A man who had never even kissed a woman had no obligation to act as her protector. He had one obligation and he’d come to take care of that.

“Is there someplace we can talk privately?” He needed to settle this and in a hurry, before he got caught in the dewy blue glow of her eyes and ignored, once again, the reason he had come.

“I’ve only got a moment.” She walked before him out of the back door, then closed it behind them. “I promised Cabe we’d spend the whole day together. Maybe you’d like to come riding with us?”

That careless thinking alone was reason for him to take the boy. Where was the woman’s common sense? Riding alone after the threat she had just received?

“No, I—” All of a sudden his tongue wouldn’t work. It lay against the roof of his mouth thick as a wadded-up playing card. “It’s time to settle that business I’ve been putting off.”

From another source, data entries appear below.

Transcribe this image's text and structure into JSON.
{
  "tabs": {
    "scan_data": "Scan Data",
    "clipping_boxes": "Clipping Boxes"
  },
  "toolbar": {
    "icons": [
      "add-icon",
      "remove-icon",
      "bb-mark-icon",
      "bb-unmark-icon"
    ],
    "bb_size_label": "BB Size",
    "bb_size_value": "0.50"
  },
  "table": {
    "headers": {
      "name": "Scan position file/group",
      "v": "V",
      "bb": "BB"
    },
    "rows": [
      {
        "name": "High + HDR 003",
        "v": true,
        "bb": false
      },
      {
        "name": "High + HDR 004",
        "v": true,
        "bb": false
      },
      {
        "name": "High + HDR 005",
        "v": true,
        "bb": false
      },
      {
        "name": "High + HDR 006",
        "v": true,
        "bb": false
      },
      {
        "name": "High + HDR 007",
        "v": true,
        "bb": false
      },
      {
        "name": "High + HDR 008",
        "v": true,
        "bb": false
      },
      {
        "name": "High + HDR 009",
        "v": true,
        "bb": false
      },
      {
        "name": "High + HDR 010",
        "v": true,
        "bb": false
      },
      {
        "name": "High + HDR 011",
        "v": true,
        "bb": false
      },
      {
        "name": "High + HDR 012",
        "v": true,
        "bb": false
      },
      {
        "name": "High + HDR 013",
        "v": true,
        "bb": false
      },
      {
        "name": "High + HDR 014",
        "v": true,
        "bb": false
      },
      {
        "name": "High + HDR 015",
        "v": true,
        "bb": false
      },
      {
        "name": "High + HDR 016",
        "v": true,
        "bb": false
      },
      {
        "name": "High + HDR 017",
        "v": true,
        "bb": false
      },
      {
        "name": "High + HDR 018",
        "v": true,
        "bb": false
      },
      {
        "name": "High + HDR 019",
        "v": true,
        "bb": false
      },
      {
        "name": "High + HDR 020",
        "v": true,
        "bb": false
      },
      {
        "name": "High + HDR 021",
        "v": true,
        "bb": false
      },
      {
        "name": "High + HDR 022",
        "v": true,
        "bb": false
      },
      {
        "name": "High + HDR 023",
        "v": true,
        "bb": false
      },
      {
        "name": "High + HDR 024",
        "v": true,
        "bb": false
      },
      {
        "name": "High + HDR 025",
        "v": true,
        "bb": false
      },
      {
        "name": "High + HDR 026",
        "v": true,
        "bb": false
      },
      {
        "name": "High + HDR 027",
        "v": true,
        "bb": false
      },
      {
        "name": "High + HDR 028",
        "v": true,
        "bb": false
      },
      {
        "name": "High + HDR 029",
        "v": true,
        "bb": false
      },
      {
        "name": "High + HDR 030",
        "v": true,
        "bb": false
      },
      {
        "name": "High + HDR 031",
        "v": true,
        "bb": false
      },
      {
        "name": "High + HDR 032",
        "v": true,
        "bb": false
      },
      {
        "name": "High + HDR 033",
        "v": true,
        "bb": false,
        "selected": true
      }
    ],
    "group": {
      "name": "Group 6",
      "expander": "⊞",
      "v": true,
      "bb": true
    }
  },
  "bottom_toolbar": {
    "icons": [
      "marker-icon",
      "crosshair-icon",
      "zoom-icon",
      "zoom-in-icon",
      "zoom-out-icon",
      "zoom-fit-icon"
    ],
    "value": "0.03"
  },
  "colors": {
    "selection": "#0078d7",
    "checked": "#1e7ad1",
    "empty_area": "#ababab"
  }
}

“It’s high time. I’m sure it can’t possibly be as dour as the expression on your face.”

She smiled at him and his heart shot straight to his gut. She had no idea that he was about to leave her bereft.

It would be easier if he didn’t have to discuss it right here in the very spot he had first seen her weeping her heart out. He’d thought then that she looked like an angel.

It turned out that she was an angel…and a mystery.

What other woman would sacrifice her reputation to be a mother to an orphan and a friend to the fallen? He couldn’t think of a single damn one.

“What is it, Cleve?”

She looked up at him with damp ringlets sticking to her forehead and temples. Sweat moistened her upper lip and glistened on her neck. Pink lace stretched across her bosom, rising and falling with her breathing.

“I’ve been meaning to speak with you.... There’s something…I… It’s about—”

Oh, hell and damn!

He wrapped both hands around her snip of a waist and lifted her. He drew her against his chest. Her breathing, quick and fast, matched his.

He kissed her deeply, thoroughly and, he feared, with his heart.

There! Now, he had the right to protect her.

He set her down and watched her eyes slowly open. It was like the sun rising on a bright clear morning. Like an old dream dying but a new one on the rise.

“I’m a gambler. I’m good at it.” He let his hands linger on her waist because something about it felt right. “The thing I’ve been meaning to talk to you about is a job. I’d like you to hire me.”